Wintro stores only public candidate information such as name, work experience, and education in our database for referral reward purposes. Private details like phone numbers, emails, and CV files are not stored by Wintro; they are directly transmitted to the relevant Applicant Tracking System (ATS) during the application process. For more details, refer to our privacy notice.

Security and Compliance

To protect data in transit and at rest, we use HTTPS for secure communications, alongside OAuth 2.0 for authentication and authorization. Wintro adheres to GDPR and other stringent data protection regulations, ensuring all data is handled with the highest level of security.

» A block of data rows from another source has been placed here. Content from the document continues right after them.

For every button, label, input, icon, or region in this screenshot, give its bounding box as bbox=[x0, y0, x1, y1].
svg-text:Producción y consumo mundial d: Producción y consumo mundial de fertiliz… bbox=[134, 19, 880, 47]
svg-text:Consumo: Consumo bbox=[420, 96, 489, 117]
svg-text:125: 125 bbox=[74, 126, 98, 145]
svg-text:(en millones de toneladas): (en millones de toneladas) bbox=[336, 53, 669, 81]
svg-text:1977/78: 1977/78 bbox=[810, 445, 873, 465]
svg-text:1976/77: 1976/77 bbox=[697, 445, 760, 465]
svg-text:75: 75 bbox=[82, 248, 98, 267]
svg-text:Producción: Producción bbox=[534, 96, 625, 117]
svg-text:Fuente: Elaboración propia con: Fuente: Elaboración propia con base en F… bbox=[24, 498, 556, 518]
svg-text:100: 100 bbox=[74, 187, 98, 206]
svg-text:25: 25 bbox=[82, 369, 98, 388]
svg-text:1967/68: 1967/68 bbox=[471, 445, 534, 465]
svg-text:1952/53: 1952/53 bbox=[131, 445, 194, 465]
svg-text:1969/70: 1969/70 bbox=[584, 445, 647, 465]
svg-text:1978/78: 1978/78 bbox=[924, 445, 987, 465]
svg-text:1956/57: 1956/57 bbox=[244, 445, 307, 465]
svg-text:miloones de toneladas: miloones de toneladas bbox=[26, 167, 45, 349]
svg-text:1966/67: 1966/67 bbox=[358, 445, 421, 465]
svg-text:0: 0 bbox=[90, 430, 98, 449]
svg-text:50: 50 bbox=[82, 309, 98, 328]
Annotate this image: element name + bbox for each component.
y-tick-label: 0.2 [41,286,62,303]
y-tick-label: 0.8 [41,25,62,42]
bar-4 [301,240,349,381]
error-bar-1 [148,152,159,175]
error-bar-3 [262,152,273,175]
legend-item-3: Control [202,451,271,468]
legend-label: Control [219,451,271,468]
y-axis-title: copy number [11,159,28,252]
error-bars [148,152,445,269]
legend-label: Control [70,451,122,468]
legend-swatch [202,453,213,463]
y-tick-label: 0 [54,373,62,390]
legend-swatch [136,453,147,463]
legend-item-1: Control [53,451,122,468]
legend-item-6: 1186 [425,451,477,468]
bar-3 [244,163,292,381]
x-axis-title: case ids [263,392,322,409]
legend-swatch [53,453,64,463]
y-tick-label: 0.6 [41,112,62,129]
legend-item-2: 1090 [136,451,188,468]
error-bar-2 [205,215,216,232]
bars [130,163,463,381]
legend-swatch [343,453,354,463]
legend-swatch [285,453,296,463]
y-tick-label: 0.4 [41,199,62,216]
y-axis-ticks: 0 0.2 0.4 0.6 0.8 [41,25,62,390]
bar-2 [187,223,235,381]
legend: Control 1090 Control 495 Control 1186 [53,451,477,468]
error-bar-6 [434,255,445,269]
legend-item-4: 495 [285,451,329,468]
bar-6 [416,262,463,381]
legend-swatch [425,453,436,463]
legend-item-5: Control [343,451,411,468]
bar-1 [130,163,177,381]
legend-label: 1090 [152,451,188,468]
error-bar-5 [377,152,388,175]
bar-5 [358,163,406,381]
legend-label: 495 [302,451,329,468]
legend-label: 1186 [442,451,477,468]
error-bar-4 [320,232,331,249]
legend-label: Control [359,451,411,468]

Data Retention and Deletion

Data is retained only as long as necessary to serve its intended purpose. Upon termination of services, all client-specific data is retained in secure backups for up to 90 days before being securely deleted, ensuring compliance with legal and regulatory requirements.

Data Backups

Wintro ensures a robust and secure data backup strategy utilizing Supabase’s automated daily backup system. This approach is crucial for disaster recovery and maintains data integrity over time. Here’s how our data backup process works:

We automatically generate backups of all data daily. These backups include everything stored in our relational databases—such as user data, permissions, and vacancy details—ensuring that we can recover from potential data loss scenarios without any disruption to our services.

In the event of data loss or corruption, our system administrators can access backups from the last 7 days. This short retention period is designed to balance between having recent data for recovery and minimizing storage costs. Backups are stored securely within the EU, adhering to the same strict security protocols that govern our active databases.